‘Soms krijgt een medewerker buikpijn van een situatie’

Maarten Camps vindt dat werkgevers flexibeler moeten zijn om de personeelstekorten aan te pakken. „Ze moeten veel meer kijken naar wat werknemers kunnen, in plaats van naar of ze een diploma hebben.”

Interview

Maarten Camps voorzitter UWV

Na jaren lijkt de wachttijd voor een medische keuring bij het UWV te stabiliseren, zegt voorzitter Maarten Camps. Hij probeert er een andere manier van werken door te voeren. „Soms zitten wetten en regels een oplossing in de weg.”

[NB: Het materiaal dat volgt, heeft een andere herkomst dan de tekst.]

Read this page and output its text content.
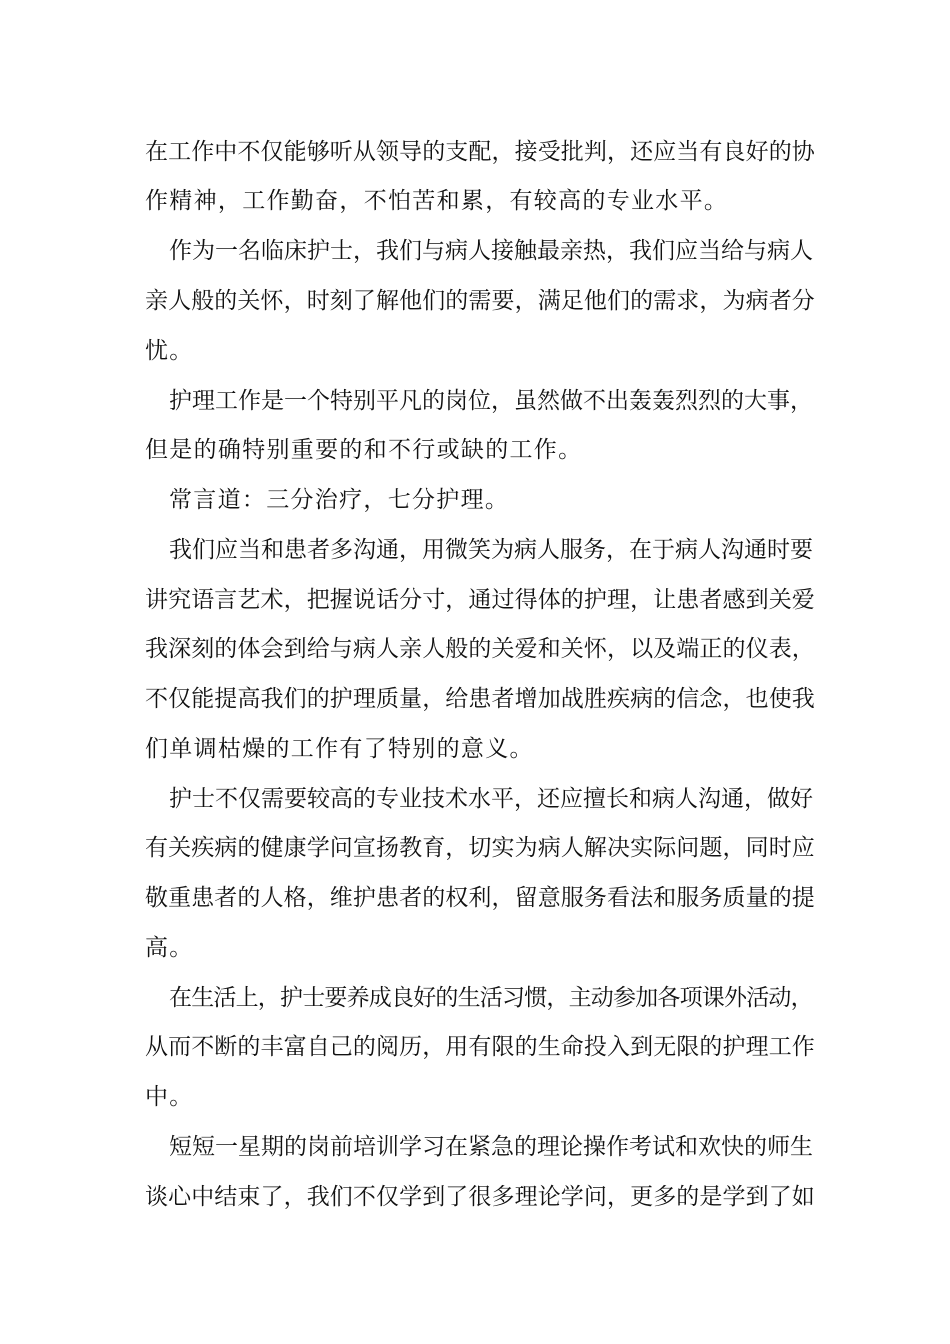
在工作中不仅能够听从领导的支配，接受批判，还应当有良好的协
作精神，工作勤奋，不怕苦和累，有较高的专业水平。
作为一名临床护士，我们与病人接触最亲热，我们应当给与病人
亲人般的关怀，时刻了解他们的需要，满足他们的需求，为病者分
忧。
护理工作是一个特别平凡的岗位，虽然做不出轰轰烈烈的大事，
但是的确特别重要的和不行或缺的工作。
常言道：三分治疗，七分护理。
我们应当和患者多沟通，用微笑为病人服务，在于病人沟通时要
讲究语言艺术，把握说话分寸，通过得体的护理，让患者感到关爱
我深刻的体会到给与病人亲人般的关爱和关怀，以及端正的仪表，
不仅能提高我们的护理质量，给患者增加战胜疾病的信念，也使我
们单调枯燥的工作有了特别的意义。
护士不仅需要较高的专业技术水平，还应擅长和病人沟通，做好
有关疾病的健康学问宣扬教育，切实为病人解决实际问题，同时应
敬重患者的人格，维护患者的权利，留意服务看法和服务质量的提
高。
在生活上，护士要养成良好的生活习惯，主动参加各项课外活动，
从而不断的丰富自己的阅历，用有限的生命投入到无限的护理工作
中。
短短一星期的岗前培训学习在紧急的理论操作考试和欢快的师生
谈心中结束了，我们不仅学到了很多理论学问，更多的是学到了如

Oplopende wachtlijsten voor medische keuringen bij langdurig zieken, mensen die maanden moeten wachten op duidelijkheid over hun uitkering: de afgelopen jaren was dat het verhaal van uitkeringsinstantie UWV. Door een groeiend tekort aan verzekeringsartsen, die beoordelen of iemand nog kan werken of helemaal arbeidsongeschikt is, lukte het niet meer om aanvragen te toetsen binnen de wettelijke termijn van acht weken.

Ook in 2022 liep het aantal wachtenden voor regelingen als de WIA en Wajong verder op, van 13.000 naar 18.100. Deze groep mensen verkeert in grote onzekerheid over hun toekomst: hebben ze recht op een uitkering? En zo ja, hoe hoog wordt deze?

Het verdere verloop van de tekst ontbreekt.